G7 Energy, focus on green Africa

Published on Monday, 10 April 2017

The energy future of Africa, where today over 600 million people still do not have access to energy, goes hand in hand with the development of clean technology, digitalised and innovative distribution systems and targeted regulatory frameworks. This is perfectly captured in the title of the conference 'Africa 2030: Empowering the continent through innovation, green tech solutions and capacity building,’ which was held on April 9th in Rome, as part of the side events of the G7 Energy summit.

The event, promoted by the Italian Ministry of Economic Development, was organised in collaboration with Enel Foundation, RES4Africa and the Africa-EU Energy Partnership (AEEP), to take a snapshot of the energy situation in Africa and facilitate a dialogue on ideas, policies and regulations to accelerate access to safe, clean and affordable energy, creating job opportunities and fostering the sustainable growth of local economies both in rural and urban contexts.

It is a target that can only be achieved by integrating energy and social development, explained Francesco Venturini, Head of Enel’s Renewable Energy Division, CEO of Enel Green Power and a member of the board of the Enel Foundation, who opened the proceedings.

As Venturini recalled, Africa is a continent “with incredible resources and wonderful people, but that has huge problems.” These, he added, “arise from the fact that African countries are lagging behind from the point of view of economic development. In making our modest contribution, our objective, therefore, is to integrate energy development and social development.” In this context, “the minigrids which use batteries and renewables can be a valid solution and play a role as a driver for development.” The manager concluded that this is how Africa “is increasingly becoming a huge technological experimentation laboratory that will make a crucial contribution to the future of this industry.”

Setting clear policies and rules for the energy industry and fostering bottom-up innovation dynamics are the best accelerator and catalyst for investments.

The urgency of action in support of energy development in Africa was also confirmed by the Italian Minister of Economic Development Carlo Calenda, who stressed the opportunities for the continent offered by innovation and renewables: “New technologies represent an essential factor also for encouraging public and private investment,” explained the Minister who stressed the need for G7 governments to look to Africa “not only for ethical reasons, but also because it represents an opportunity for economic and social development.” He added, “Africa cannot recover its delay without energy and energy infrastructures,” but this “also requires good political and economic governance and the focus should be on human capital.”

The role of technological development for the energy transition in Africa was examined during the panel on ‘Innovative solutions for a secure and sustainable energy access.’ Francesco Catucci, Head of Minigrids at Enel Green Power, outlined the development approach adopted by our Group in Africa to achieve a measurable improvement of access to energy in Africa, starting from the transparent planning of interventions, to be shared and determined with all the stakeholders involved to ensure that everyone is heading in the same direction and at the same rate.

As part of the side-event of the G7 Energy summit, the Maxxi Museum in Rome will host three initiatives that combine art, innovation and energy, open to the public from April 11 to 15. The first is the photographic exhibition dedicated to the past and future of Kenya, Ethiopia and Uganda, by the photojournalist Riccardo Venturi and the journalist and videomaker Lorenzo Colantoni, curated by Ilaria Prili and realized by the Akronos association.
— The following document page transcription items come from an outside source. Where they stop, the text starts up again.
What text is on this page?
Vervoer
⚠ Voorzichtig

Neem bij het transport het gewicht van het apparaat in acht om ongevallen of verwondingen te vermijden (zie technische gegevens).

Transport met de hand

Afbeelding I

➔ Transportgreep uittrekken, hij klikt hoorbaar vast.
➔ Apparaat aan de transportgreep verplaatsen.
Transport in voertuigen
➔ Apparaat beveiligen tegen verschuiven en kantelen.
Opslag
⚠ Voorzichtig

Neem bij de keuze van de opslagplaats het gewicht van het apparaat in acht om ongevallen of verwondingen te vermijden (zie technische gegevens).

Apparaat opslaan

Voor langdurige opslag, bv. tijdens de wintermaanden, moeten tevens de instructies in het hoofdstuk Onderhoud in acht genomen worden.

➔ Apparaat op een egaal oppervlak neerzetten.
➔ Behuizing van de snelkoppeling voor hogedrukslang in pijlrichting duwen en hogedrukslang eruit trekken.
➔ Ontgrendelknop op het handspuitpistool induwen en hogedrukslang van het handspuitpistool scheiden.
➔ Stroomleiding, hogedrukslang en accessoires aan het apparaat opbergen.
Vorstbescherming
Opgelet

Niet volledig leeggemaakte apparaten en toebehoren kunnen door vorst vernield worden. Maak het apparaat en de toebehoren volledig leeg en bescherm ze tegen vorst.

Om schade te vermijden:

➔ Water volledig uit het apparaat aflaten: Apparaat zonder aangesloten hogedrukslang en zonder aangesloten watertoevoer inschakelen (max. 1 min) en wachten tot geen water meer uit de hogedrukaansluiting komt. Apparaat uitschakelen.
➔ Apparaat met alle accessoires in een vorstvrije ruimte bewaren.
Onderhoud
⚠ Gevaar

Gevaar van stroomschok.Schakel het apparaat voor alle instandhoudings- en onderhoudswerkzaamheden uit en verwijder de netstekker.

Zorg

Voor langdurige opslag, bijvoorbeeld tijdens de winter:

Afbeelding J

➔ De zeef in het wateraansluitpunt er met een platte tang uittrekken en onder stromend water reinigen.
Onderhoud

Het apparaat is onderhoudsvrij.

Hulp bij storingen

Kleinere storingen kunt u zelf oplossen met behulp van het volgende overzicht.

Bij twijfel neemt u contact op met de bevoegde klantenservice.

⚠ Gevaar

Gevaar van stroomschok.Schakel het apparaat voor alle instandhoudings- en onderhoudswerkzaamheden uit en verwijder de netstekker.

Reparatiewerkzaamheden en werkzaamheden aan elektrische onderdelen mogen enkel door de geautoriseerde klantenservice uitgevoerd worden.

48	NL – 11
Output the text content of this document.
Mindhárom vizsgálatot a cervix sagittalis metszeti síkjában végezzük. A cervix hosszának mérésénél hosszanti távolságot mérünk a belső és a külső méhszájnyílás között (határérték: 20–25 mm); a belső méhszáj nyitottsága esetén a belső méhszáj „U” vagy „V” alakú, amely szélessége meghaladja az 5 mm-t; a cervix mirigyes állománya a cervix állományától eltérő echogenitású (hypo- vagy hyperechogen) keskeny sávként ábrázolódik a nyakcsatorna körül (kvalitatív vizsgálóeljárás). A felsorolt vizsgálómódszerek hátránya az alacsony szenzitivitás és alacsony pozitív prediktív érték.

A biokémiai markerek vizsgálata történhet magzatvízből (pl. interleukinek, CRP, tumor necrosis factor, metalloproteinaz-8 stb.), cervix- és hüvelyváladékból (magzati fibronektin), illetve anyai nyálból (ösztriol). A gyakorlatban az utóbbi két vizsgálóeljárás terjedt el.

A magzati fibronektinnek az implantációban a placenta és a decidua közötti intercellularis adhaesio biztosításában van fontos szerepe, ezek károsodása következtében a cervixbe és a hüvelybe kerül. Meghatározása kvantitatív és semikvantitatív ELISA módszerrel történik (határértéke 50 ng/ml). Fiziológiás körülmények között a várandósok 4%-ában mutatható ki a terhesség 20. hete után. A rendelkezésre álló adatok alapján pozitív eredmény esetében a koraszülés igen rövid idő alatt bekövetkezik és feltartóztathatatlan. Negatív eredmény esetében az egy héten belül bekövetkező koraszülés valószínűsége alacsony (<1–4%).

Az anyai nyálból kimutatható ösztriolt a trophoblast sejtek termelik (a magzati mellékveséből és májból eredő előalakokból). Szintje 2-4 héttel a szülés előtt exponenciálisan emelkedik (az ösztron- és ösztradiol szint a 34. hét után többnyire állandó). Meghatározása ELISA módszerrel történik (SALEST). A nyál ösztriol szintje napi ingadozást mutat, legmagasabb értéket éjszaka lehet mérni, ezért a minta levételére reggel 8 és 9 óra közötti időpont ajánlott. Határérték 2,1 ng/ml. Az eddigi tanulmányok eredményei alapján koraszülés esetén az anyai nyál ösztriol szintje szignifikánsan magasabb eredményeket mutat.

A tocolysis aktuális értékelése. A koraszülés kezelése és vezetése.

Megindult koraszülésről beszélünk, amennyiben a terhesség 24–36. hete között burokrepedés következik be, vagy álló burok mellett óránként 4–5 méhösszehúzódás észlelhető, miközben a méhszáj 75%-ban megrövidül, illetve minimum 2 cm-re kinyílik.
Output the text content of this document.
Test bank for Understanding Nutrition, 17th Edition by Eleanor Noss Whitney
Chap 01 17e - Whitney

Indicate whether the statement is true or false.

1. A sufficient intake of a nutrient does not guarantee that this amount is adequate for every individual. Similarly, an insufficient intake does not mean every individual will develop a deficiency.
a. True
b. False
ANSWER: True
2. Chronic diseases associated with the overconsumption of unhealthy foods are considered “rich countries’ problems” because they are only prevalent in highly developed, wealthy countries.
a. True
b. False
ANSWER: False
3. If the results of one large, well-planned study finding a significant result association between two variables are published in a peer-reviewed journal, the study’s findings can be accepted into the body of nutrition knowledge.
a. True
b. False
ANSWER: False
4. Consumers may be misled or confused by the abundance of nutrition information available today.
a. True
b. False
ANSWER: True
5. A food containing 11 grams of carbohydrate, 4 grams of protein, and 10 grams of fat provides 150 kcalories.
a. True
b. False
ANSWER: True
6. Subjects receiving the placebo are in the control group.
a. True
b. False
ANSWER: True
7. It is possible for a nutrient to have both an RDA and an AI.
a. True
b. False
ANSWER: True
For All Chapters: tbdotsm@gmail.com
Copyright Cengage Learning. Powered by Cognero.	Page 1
The second will give visitors the opportunity to see some showcases of innovative energy solutions, including a real mini-grid: a system for the generation of electricity from renewables to supply communities that are either remote or not connected to the grid, such as small islands, rural areas and emergency areas.

Until April 15, finally, it will be possible to attend the practical workshop by the NGO Liter of Light, which aims to spread an environmentally sustainable lighting system around the world, training populations in rural areas and developing a circular economy around renewable energy.